The phrase śîmû lĕbabkem (שִׂ֥ימוּ לְבַבְכֶ֖ם), “consider your ways” (ESV) appears three times (cf.
1:5, 7; 2:18) and the verb śîmû-nāʾ (שִֽׂימוּ־נָ֣א), “consider” appears in Haggai 2:15 as it does in 2:18.
Also, there is obvious repetition in Haggai 1:14 since the word rûaḥ (רוּחַ), “spirit” occurs three times in this verse.
There is a repetition in Haggai 2:4 since the second person masculine singular qal imperative form of the verb ḥăzaq (חֲזַ֣ק), “be strong” appears three times and also the expression ʾănî ʾittĕkem (אֲנִ֥י אִתְּכֶ֖ם), “I am with you” appears in Haggai 1:13 and 2:4.
The phrase dĕbar-yĕhwâ (דְבַר־יְהוָ֜ה), “the word of the Lord” occurs five times (1:1, 3; 2:1, 10, 20) and then, there is the phrase ʾāmar yĕhwâ ṣĕbāʾôt (אָמַ֛ר יְהוָ֥ה צְבָא֖וֹת), “thus, says the Lord of hosts” appears seven times (1:2, 5, 7; 2:6, 7, 9, 11).
There is also the phrase nĕʾum yĕhwâ ṣĕbāʾôt (נְאֻם֙ יְהוָ֣ה צְבָא֔וֹת), “declares the Lord of hosts” which occurs 6 times (1:9; 2:4, 8, 9, 23 twice).
Lastly, the phrase ʾāmar yĕhwâ (אָמַ֥ר יְהוָֽה), “says the Lord” appears 8 times (1:2, 5, 7, 8; 2:6, 7, 9, 11).
Another feature which demonstrates the literary ability of Haggai is his use of rhetorical questions.
The first rhetorical question which appears in the book of Haggai is found in Haggai 1:4 and is used to rebuke the remnant of Judah for failing to complete the rebuilding of the temple while they sat in their own homes.
The second rhetorical question is posed by the Lord through Haggai and is addressed again to Zerubbabel and Joshua and the remnant of Judah and occurs in Haggai 1:9.
This rhetorical question is also another rebuke of the remnant of Judah for failing to rebuild the temple.

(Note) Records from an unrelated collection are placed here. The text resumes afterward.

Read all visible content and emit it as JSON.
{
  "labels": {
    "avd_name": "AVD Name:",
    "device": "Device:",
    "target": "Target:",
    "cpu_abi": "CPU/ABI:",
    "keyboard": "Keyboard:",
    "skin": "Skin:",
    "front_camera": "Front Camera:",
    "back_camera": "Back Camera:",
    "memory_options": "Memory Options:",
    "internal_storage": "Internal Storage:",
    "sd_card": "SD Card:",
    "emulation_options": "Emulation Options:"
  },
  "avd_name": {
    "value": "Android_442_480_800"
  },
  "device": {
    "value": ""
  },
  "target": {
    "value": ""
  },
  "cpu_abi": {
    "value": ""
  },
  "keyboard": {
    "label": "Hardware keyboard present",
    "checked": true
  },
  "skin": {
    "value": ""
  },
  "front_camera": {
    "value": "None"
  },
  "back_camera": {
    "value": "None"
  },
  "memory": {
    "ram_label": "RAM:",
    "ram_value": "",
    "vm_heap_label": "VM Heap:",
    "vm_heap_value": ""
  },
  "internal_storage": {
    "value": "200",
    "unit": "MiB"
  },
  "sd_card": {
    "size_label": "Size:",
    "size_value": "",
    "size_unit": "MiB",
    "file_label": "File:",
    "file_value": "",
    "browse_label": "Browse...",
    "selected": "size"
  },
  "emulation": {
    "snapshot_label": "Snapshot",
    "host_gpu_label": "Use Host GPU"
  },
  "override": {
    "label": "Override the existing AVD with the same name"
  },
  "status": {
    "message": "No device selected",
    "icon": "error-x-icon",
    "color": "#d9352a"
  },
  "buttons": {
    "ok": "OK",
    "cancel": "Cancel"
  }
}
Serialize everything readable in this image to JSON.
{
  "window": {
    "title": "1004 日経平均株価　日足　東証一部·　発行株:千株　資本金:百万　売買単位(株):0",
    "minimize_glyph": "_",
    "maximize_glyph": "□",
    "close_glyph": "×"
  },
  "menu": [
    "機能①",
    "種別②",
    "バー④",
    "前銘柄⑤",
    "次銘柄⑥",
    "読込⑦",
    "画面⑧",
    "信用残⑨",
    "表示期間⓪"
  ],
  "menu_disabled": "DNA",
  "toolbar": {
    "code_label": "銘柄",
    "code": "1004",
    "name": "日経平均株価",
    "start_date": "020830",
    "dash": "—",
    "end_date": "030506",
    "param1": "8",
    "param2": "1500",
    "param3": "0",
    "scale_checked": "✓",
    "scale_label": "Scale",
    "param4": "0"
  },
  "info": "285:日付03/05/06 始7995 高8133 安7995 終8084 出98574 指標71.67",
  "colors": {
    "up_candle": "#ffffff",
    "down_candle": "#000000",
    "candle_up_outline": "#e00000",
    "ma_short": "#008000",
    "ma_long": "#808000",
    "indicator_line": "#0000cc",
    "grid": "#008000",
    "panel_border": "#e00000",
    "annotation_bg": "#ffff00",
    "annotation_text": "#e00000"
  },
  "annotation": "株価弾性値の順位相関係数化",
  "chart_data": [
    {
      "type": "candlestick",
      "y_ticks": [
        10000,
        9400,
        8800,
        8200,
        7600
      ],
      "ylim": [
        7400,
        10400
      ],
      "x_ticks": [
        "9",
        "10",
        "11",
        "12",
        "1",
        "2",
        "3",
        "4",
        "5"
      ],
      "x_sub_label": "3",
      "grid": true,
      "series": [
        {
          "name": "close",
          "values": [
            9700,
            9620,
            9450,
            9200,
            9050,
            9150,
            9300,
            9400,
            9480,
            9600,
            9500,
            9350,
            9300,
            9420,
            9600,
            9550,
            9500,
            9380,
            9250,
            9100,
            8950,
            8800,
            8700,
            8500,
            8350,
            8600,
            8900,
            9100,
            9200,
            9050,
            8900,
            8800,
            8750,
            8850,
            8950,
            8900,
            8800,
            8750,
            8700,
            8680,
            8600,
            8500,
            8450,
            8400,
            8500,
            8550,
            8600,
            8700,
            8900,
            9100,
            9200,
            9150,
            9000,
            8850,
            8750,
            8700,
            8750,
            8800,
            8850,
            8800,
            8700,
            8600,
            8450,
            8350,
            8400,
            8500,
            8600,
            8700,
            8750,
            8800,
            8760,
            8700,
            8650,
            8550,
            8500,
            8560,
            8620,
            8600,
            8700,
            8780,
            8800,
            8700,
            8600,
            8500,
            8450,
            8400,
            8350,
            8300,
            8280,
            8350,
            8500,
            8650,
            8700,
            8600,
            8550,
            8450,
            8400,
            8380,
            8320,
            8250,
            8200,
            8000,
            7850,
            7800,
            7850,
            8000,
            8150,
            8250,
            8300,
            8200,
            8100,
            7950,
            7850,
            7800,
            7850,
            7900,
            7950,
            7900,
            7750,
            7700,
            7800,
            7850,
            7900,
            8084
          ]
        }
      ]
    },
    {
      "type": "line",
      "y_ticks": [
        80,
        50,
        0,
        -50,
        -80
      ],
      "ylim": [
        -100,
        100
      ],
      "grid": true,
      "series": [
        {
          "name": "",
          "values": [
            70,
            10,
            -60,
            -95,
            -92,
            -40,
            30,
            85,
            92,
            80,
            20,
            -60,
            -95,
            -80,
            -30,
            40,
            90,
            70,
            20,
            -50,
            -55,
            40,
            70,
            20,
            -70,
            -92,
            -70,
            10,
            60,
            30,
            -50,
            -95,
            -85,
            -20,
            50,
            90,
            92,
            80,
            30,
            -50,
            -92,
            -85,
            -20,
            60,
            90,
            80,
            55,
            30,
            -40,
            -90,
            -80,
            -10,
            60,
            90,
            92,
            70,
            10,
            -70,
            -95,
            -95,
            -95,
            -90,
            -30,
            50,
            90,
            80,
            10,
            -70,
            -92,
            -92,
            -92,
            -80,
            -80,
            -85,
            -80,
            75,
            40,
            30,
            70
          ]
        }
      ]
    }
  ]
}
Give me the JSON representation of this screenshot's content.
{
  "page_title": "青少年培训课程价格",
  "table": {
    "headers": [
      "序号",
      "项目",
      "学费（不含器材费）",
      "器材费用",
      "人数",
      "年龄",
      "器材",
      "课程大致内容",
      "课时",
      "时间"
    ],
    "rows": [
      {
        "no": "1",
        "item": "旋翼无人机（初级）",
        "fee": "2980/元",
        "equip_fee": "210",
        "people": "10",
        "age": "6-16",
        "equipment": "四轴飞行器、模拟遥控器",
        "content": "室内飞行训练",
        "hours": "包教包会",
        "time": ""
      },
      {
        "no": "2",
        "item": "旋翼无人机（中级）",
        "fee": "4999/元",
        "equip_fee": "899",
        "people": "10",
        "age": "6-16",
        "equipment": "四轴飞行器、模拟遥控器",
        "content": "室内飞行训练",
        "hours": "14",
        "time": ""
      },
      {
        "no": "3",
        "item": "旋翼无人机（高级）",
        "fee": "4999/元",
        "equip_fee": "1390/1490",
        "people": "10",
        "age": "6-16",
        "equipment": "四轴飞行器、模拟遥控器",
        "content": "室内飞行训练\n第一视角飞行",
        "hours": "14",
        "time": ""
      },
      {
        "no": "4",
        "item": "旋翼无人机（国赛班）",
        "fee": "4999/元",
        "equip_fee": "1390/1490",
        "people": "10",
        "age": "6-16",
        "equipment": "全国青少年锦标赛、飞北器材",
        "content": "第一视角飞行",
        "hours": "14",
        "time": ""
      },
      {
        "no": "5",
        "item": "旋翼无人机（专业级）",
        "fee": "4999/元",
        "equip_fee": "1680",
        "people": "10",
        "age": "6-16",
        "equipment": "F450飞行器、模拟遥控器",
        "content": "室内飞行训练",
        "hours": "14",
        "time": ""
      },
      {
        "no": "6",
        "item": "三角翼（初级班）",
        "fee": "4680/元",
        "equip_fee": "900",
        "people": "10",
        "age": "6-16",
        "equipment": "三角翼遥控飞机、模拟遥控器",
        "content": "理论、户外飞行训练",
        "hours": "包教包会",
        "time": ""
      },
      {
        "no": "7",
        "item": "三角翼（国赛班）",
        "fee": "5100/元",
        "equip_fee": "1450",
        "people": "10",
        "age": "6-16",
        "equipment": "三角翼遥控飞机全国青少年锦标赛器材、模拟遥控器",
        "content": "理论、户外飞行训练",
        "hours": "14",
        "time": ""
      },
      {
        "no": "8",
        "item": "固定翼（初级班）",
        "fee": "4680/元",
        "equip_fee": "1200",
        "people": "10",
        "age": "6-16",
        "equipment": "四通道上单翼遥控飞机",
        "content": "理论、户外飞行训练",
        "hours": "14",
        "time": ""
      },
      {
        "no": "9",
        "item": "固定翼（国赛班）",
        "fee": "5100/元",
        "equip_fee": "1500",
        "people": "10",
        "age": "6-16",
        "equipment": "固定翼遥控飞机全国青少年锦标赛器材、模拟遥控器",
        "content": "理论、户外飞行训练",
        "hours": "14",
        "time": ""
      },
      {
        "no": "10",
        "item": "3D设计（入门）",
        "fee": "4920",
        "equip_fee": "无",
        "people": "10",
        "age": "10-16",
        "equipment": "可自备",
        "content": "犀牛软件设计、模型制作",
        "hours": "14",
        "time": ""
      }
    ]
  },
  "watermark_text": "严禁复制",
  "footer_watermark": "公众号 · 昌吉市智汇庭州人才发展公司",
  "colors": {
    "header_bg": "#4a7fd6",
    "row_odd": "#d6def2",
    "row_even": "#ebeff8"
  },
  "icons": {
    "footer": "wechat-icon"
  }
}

The third rhetorical question appears in Haggai 2:3 and is again posed by the Lord through Haggai and is addressed to Zerubbabel, Joshua and the remnant of Judah.
The purpose of this question is designed to encourage Zerubbabel, Joshua and the remnant of Judah to complete the task of rebuilding the temple.
The fourth and fifth rhetorical questions appear in Haggai 2:12-13 and are directed toward the priests.
The purpose of these questions is designed to emphasize with the priests that the remnant of Judah is unclean and thus the word which they were performing.
The sixth rhetorical question is found in Haggai 2:15-17.
This question is emphasizing with the remnant of Judah that they were not blessed materialistically by the Lord because of their failure to complete the rebuilding of the temple.
The seventh and final rhetorical question is found in Haggai 2:18-19 and emphasizes with the remnant that disobedience to the Lord resulted in the nation being impoverished whereas they would be blessed materialistically as a result of their obedience to His command to rebuild the temple.
[1] R.C. Sproul, Knowing Scripture (Downers Grove, Ill.: InterVarsity Press, 1979), 49.
[2] Campbell, D. K. (1991).
Foreword.
In C. Bubeck Sr. (Ed.), Basic Bible Interpretation: A Practical Guide to Discovering Biblical Truth (p.
126).
Colorado Springs, CO: David C. Cook.
[3] Campbell, D. K. (1991).
Foreword.
In C. Bubeck Sr. (Ed.), Basic Bible Interpretation: A Practical Guide to Discovering Biblical Truth (pp.
127–135).
Colorado Springs, CO: David C. Cook.